The penalty was imposed by the Commission Nationale de l’information et des Liberties (CNIL) under the General Data Protection Regulation (GDPR).
The decision, which Google has said it will analyse, centres on the information Google has provided to users in France over how it uses their data, and its legal basis for processing the information, in the context of personalised advertising.
According to CNIL, Google has not clearly explained to its users in France why it processes their data, the length of time it stores the data for, or the categories of data it uses to personalise adverts. It said that while Google has set out this information, it is "excessively scattered throughout several documents" and requires users to sometimes click on additional buttons or links to find the relevant information.
Even where the information is available it is "not always clear and comprehensible", and the purposes for processing data that the company has set out are "described too generically and vaguely", it said.

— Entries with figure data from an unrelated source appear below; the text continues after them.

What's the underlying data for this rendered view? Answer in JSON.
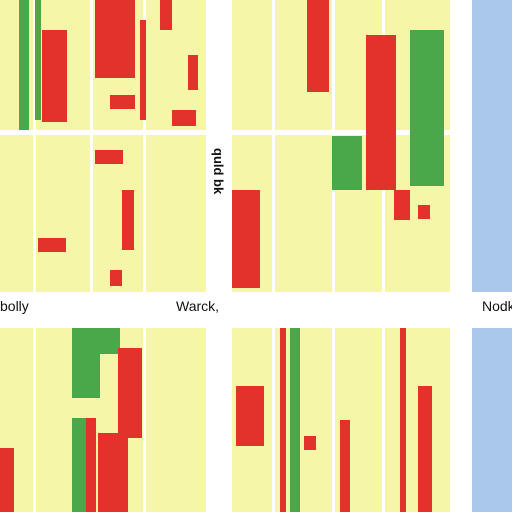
{
  "labels": {
    "left": "bolly",
    "center": "Warck,",
    "right": "Nodk",
    "vertical": "quld bk"
  },
  "colors": {
    "cell_background": "#f6f6a8",
    "red": "#e2322b",
    "green": "#4aa84a",
    "scroll": "#a9c8ec"
  }
}
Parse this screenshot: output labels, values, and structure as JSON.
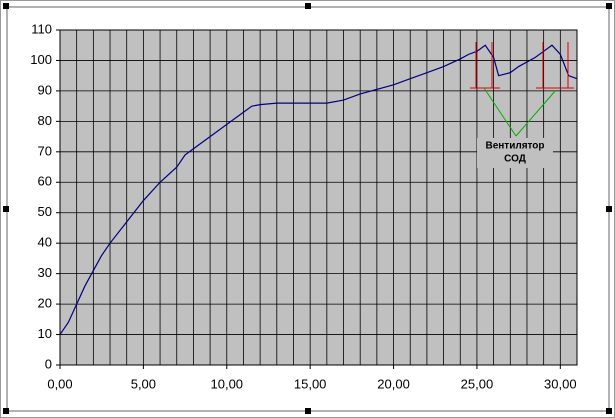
{
  "chart_data": {
    "type": "line",
    "x": [
      0,
      0.5,
      1,
      1.5,
      2,
      2.5,
      3,
      4,
      5,
      6,
      7,
      7.5,
      8,
      9,
      10,
      11,
      11.5,
      12,
      13,
      16,
      17,
      18,
      19,
      20,
      21,
      22,
      23,
      24,
      24.5,
      25,
      25.5,
      26,
      26.3,
      27,
      27.5,
      28.5,
      29,
      29.5,
      30,
      30.5,
      31
    ],
    "series": [
      {
        "color": "#000080",
        "values": [
          10,
          14,
          20,
          26,
          31,
          36,
          40,
          47,
          54,
          60,
          65,
          69,
          71,
          75,
          79,
          83,
          85,
          85.5,
          86,
          86,
          87,
          89,
          90.5,
          92,
          94,
          96,
          98,
          100.5,
          102,
          103,
          105,
          101,
          95,
          96,
          98,
          101,
          103,
          105,
          102,
          95,
          94
        ]
      }
    ],
    "xlim": [
      0,
      31
    ],
    "xticks": [
      {
        "value": 0,
        "label": "0,00"
      },
      {
        "value": 5,
        "label": "5,00"
      },
      {
        "value": 10,
        "label": "10,00"
      },
      {
        "value": 15,
        "label": "15,00"
      },
      {
        "value": 20,
        "label": "20,00"
      },
      {
        "value": 25,
        "label": "25,00"
      },
      {
        "value": 30,
        "label": "30,00"
      }
    ],
    "xminorticks": [
      0,
      1,
      2,
      3,
      4,
      5,
      6,
      7,
      8,
      9,
      10,
      11,
      12,
      13,
      14,
      15,
      16,
      17,
      18,
      19,
      20,
      21,
      22,
      23,
      24,
      25,
      26,
      27,
      28,
      29,
      30,
      31
    ],
    "ylim": [
      0,
      110
    ],
    "yticks": [
      0,
      10,
      20,
      30,
      40,
      50,
      60,
      70,
      80,
      90,
      100,
      110
    ],
    "grid": true,
    "plot_background": "#c0c0c0",
    "annotations": [
      "Вентилятор",
      "СОД"
    ]
  }
}
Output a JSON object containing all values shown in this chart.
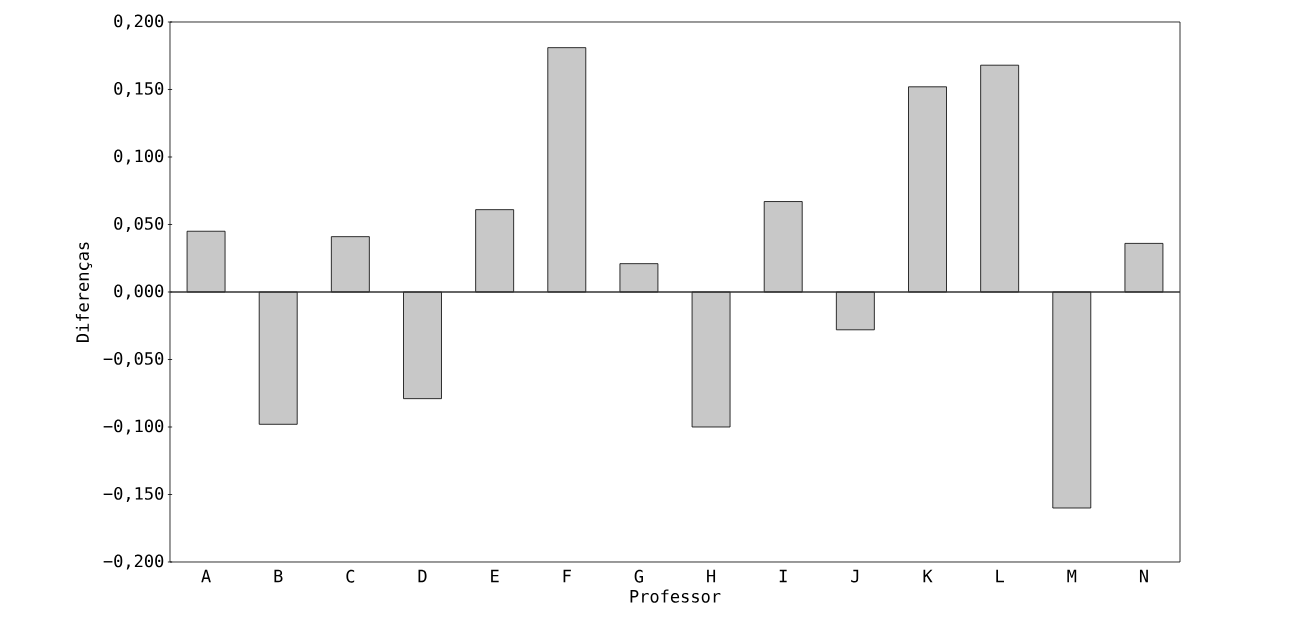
{
  "chart_data": {
    "type": "bar",
    "xlabel": "Professor",
    "ylabel": "Diferenças",
    "categories": [
      "A",
      "B",
      "C",
      "D",
      "E",
      "F",
      "G",
      "H",
      "I",
      "J",
      "K",
      "L",
      "M",
      "N"
    ],
    "values": [
      0.045,
      -0.098,
      0.041,
      -0.079,
      0.061,
      0.181,
      0.021,
      -0.1,
      0.067,
      -0.028,
      0.152,
      0.168,
      -0.16,
      0.036
    ],
    "color": "#c8c8c8",
    "ylim": [
      -0.2,
      0.2
    ],
    "yticks": [
      {
        "value": 0.2,
        "label": "0,200"
      },
      {
        "value": 0.15,
        "label": "0,150"
      },
      {
        "value": 0.1,
        "label": "0,100"
      },
      {
        "value": 0.05,
        "label": "0,050"
      },
      {
        "value": 0,
        "label": "0,000"
      },
      {
        "value": -0.05,
        "label": "−0,050"
      },
      {
        "value": -0.1,
        "label": "−0,100"
      },
      {
        "value": -0.15,
        "label": "−0,150"
      },
      {
        "value": -0.2,
        "label": "−0,200"
      }
    ],
    "ref_lines": [
      {
        "axis": "y",
        "value": 0,
        "color": "#333333"
      }
    ]
  }
}
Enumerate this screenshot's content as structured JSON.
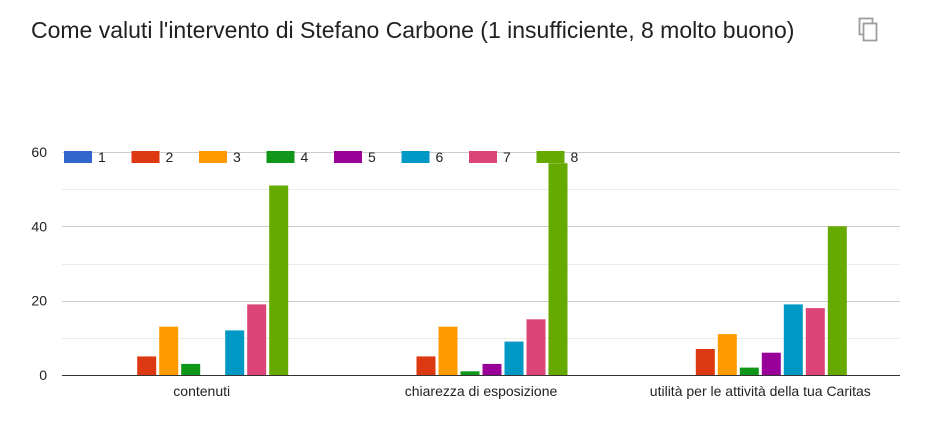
{
  "title": "Come valuti l'intervento di Stefano Carbone (1 insufficiente, 8 molto buono)",
  "copy_icon": "copy-icon",
  "chart_data": {
    "type": "bar",
    "categories": [
      "contenuti",
      "chiarezza di esposizione",
      "utilità per le attività della tua Caritas"
    ],
    "series": [
      {
        "name": "1",
        "color": "#3366cc",
        "values": [
          0,
          0,
          0
        ]
      },
      {
        "name": "2",
        "color": "#dc3912",
        "values": [
          5,
          5,
          7
        ]
      },
      {
        "name": "3",
        "color": "#ff9900",
        "values": [
          13,
          13,
          11
        ]
      },
      {
        "name": "4",
        "color": "#109618",
        "values": [
          3,
          1,
          2
        ]
      },
      {
        "name": "5",
        "color": "#990099",
        "values": [
          0,
          3,
          6
        ]
      },
      {
        "name": "6",
        "color": "#0099c6",
        "values": [
          12,
          9,
          19
        ]
      },
      {
        "name": "7",
        "color": "#dd4477",
        "values": [
          19,
          15,
          18
        ]
      },
      {
        "name": "8",
        "color": "#66aa00",
        "values": [
          51,
          57,
          40
        ]
      }
    ],
    "yticks": [
      "0",
      "20",
      "40",
      "60"
    ],
    "ylim": [
      0,
      60
    ],
    "grid": true,
    "legend_position": "top"
  }
}
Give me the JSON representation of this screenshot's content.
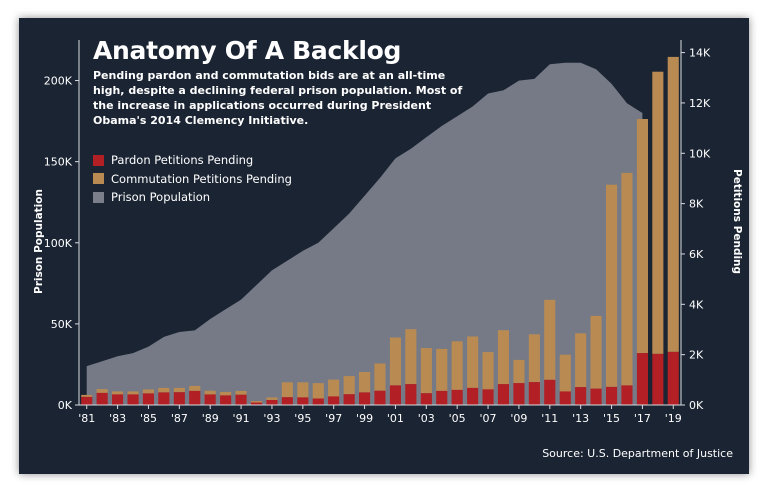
{
  "source": "Source: U.S. Department of Justice",
  "colors": {
    "background": "#1b2433",
    "pardon": "#b21f24",
    "commutation": "#b98b53",
    "prison": "#7a7f8b",
    "text": "#ffffff"
  },
  "chart_data": {
    "type": "bar",
    "title": "Anatomy Of A Backlog",
    "subtitle": "Pending pardon and commutation bids are at an all-time high, despite a declining federal prison population. Most of the increase in applications occurred during President Obama's 2014 Clemency Initiative.",
    "years": [
      1981,
      1982,
      1983,
      1984,
      1985,
      1986,
      1987,
      1988,
      1989,
      1990,
      1991,
      1992,
      1993,
      1994,
      1995,
      1996,
      1997,
      1998,
      1999,
      2000,
      2001,
      2002,
      2003,
      2004,
      2005,
      2006,
      2007,
      2008,
      2009,
      2010,
      2011,
      2012,
      2013,
      2014,
      2015,
      2016,
      2017,
      2018,
      2019
    ],
    "x_tick_labels": [
      "'81",
      "'83",
      "'85",
      "'87",
      "'89",
      "'91",
      "'93",
      "'95",
      "'97",
      "'99",
      "'01",
      "'03",
      "'05",
      "'07",
      "'09",
      "'11",
      "'13",
      "'15",
      "'17",
      "'19"
    ],
    "x_tick_years": [
      1981,
      1983,
      1985,
      1987,
      1989,
      1991,
      1993,
      1995,
      1997,
      1999,
      2001,
      2003,
      2005,
      2007,
      2009,
      2011,
      2013,
      2015,
      2017,
      2019
    ],
    "series": [
      {
        "name": "Pardon Petitions Pending",
        "axis": "right",
        "values": [
          320,
          480,
          420,
          420,
          460,
          500,
          510,
          560,
          420,
          380,
          410,
          100,
          200,
          310,
          300,
          260,
          340,
          430,
          500,
          570,
          780,
          830,
          470,
          560,
          600,
          680,
          620,
          830,
          870,
          910,
          1000,
          540,
          710,
          650,
          720,
          780,
          2060,
          2030,
          2110
        ]
      },
      {
        "name": "Commutation Petitions Pending",
        "axis": "right",
        "values": [
          80,
          150,
          120,
          120,
          160,
          180,
          170,
          200,
          150,
          140,
          150,
          60,
          100,
          590,
          600,
          610,
          670,
          720,
          810,
          1080,
          1900,
          2180,
          1790,
          1670,
          1930,
          2040,
          1480,
          2140,
          920,
          1900,
          3180,
          1460,
          2140,
          2890,
          8030,
          8440,
          9300,
          11210,
          11720
        ]
      },
      {
        "name": "Prison Population",
        "axis": "left",
        "values": [
          24000,
          27000,
          30000,
          32000,
          36000,
          42000,
          45000,
          46000,
          53000,
          59000,
          65000,
          74000,
          83000,
          89000,
          95000,
          100000,
          109000,
          118000,
          129000,
          140000,
          152000,
          158000,
          165000,
          172000,
          178000,
          184000,
          192000,
          194000,
          200000,
          201000,
          210000,
          211000,
          211000,
          207000,
          198000,
          186000,
          180000,
          null,
          null
        ]
      }
    ],
    "ylabel": "Prison Population",
    "y2label": "Petitions Pending",
    "ylim": [
      0,
      225000
    ],
    "y2lim": [
      0,
      14500
    ],
    "y_ticks": [
      "0K",
      "50K",
      "100K",
      "150K",
      "200K"
    ],
    "y_tick_values": [
      0,
      50000,
      100000,
      150000,
      200000
    ],
    "y2_ticks": [
      "0K",
      "2K",
      "4K",
      "6K",
      "8K",
      "10K",
      "12K",
      "14K"
    ],
    "y2_tick_values": [
      0,
      2000,
      4000,
      6000,
      8000,
      10000,
      12000,
      14000
    ],
    "legend_position": "top-left",
    "grid": false
  }
}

CNIL said Google had also not made it sufficiently clear to users where it is relying on their consent to process personal data for the purpose of personalising ads. It said consent obtained from users is not sufficiently informed, specific enough or unambiguous, as required by the GDPR.
The watchdog said it had taken into account the information Google provides to users in relation to their privacy, and the configuration tools it makes available to users to allow them to control how their data is used.
"Despite the measures implemented … the deficiencies found deprive users of fundamental guarantees concerning treatments that can reveal whole areas of their privacy," CNIL said. It pointed to the volume of data collected, the wide variety of services from where data is sourced, and the possibility to combine the data from these services as the reason for this.
CNIL said it had issued the penalty after considering complaints raised by privacy group None of Your Business (NOYB) and digital rights campaigners La Quadrature du Net (LQDN).
In a statement, a spokesperson for Google said: "People expect high standards of transparency and control from us. We’re deeply committed to meeting those expectations and the consent requirements of the GDPR. We’re studying the decision to determine our next steps."
It is possible that Google's next step could be to lodge an appeal against the decision taken by CNIL.
This latest decision can be seen in the context of a number of ongoing differences between the French watchdog and Google. Earlier this month, an advocate general at the Court of Justice of the EU (CJEU) issued two non-binding opinions in cases that concern findings that CNIL has made in respect of Google's obligations in online search. In one of the cases, the advocate general said he did not support CNIL's view on the geographic scope of the 'right to be forgotten', and endorsed Google's approach to geoblocking in Europe only.
In December, Google notified users in the EU that as of 22 January the services it provides would be provided by Google Ireland Ltd. The move is a signal of the company's intention to select its Irish business as its main establishment in Europe for the purposes of the GDPR.